CANNOT ADD FRACTIONS OR READ A NEWSPAPER FLUENTLY

A recent column by Mark Wignall in The Observer makes interesting reading: in an informal survey of the artisan trades Wignall found that the majority cannot add fractions or read a newspaper fluently. Few electricians know anything about Ohm's law, refrigeration technicians cannot explain heat transfer and only a handful of masons knew how to calculate the square footage of a 12 x 9 foot wall. Farmers are incapable of reading the label instructions on how to mix insecticide.

We are at a cross roads in the crisis of education and we had better get on the right track before it is too late. But you may say to yourself - I am doing well at Northern Caribbean University, Jamaican teachers are being recruited abroad, a Jamaican scored the highest worldwide in the A level exams this year. Can things really be so bad?

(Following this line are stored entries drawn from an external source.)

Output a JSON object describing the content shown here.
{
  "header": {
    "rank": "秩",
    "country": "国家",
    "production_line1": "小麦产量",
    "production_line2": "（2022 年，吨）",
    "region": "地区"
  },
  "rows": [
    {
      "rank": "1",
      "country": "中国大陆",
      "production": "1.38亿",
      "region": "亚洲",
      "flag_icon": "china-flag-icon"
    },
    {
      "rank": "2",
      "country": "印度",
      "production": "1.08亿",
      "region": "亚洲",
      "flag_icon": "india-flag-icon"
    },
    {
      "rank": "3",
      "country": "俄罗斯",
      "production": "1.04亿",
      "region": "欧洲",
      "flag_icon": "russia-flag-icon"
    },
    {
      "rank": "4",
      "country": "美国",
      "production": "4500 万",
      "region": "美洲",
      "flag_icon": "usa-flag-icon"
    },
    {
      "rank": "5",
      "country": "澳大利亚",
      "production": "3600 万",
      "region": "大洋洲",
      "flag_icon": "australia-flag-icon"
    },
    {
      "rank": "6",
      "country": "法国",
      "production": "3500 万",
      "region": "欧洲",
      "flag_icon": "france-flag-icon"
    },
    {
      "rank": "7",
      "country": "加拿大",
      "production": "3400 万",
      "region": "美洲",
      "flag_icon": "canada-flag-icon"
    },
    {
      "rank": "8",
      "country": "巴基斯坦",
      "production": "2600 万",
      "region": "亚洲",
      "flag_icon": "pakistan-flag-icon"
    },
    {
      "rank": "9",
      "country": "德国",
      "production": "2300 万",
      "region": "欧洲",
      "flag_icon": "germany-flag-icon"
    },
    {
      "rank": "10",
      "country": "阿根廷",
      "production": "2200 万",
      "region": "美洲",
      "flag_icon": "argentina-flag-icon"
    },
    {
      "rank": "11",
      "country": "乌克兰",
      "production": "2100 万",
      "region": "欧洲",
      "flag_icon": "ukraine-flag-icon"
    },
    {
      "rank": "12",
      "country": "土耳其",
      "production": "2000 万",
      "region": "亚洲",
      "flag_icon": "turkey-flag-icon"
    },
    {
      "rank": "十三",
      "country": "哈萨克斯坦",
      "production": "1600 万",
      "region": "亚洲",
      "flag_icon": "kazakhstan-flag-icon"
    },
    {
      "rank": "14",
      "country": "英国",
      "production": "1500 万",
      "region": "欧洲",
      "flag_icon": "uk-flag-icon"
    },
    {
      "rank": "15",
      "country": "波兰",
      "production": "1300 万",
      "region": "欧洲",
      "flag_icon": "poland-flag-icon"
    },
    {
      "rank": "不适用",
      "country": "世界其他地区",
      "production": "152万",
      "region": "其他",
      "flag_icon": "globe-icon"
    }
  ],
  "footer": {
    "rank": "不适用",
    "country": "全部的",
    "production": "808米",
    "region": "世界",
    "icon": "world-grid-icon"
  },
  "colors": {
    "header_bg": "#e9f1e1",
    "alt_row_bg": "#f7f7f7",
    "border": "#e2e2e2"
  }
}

Yes they can (and I am now quoting myself from a Gleaner article - one can't be too careful about plagiarism). Every system no matter how essentially disabled, throws up some glorious exceptions, Jamaicans who excel at home and abroad and in an understandable but misguided spirit of nationalism we continue to focus anecdotally on these few bright sons and daughters, refusing to confront the systemic problem, the reality of the illiterate and under-educated children of the poor.

The traditional secondary schools are doing reasonably well but they cater to only 20 per cent of our youngsters. No nation can survive with a performing 20 per cent being dragged down by a non-performing 80 per cent. And to make matters worse, there are some commentators who try to blame the successful 20 per cent for the failure of the 80 per cent. This is totally illogical and does not help to solve the problem. The Minister of Education has put up a balloon that perhaps by government decree children who do well in GSAT should be forced to go to non-traditional high schools while children who do poorly at GSAT should nevertheless be accepted into the top secondary schools. This is an example of the residual socialist tendency to level down instead of levelling up and would be a huge mistake. A Gleaner editorial asks the question: "Why are we pandering to such political expediency? The student with a high GSAT score will only be frustrated in his new environment and unchallenged to keep up his grades. The student with a poor GSAT score, forced into a school where competition is still, is very likely to have his already low self-esteem reinforced".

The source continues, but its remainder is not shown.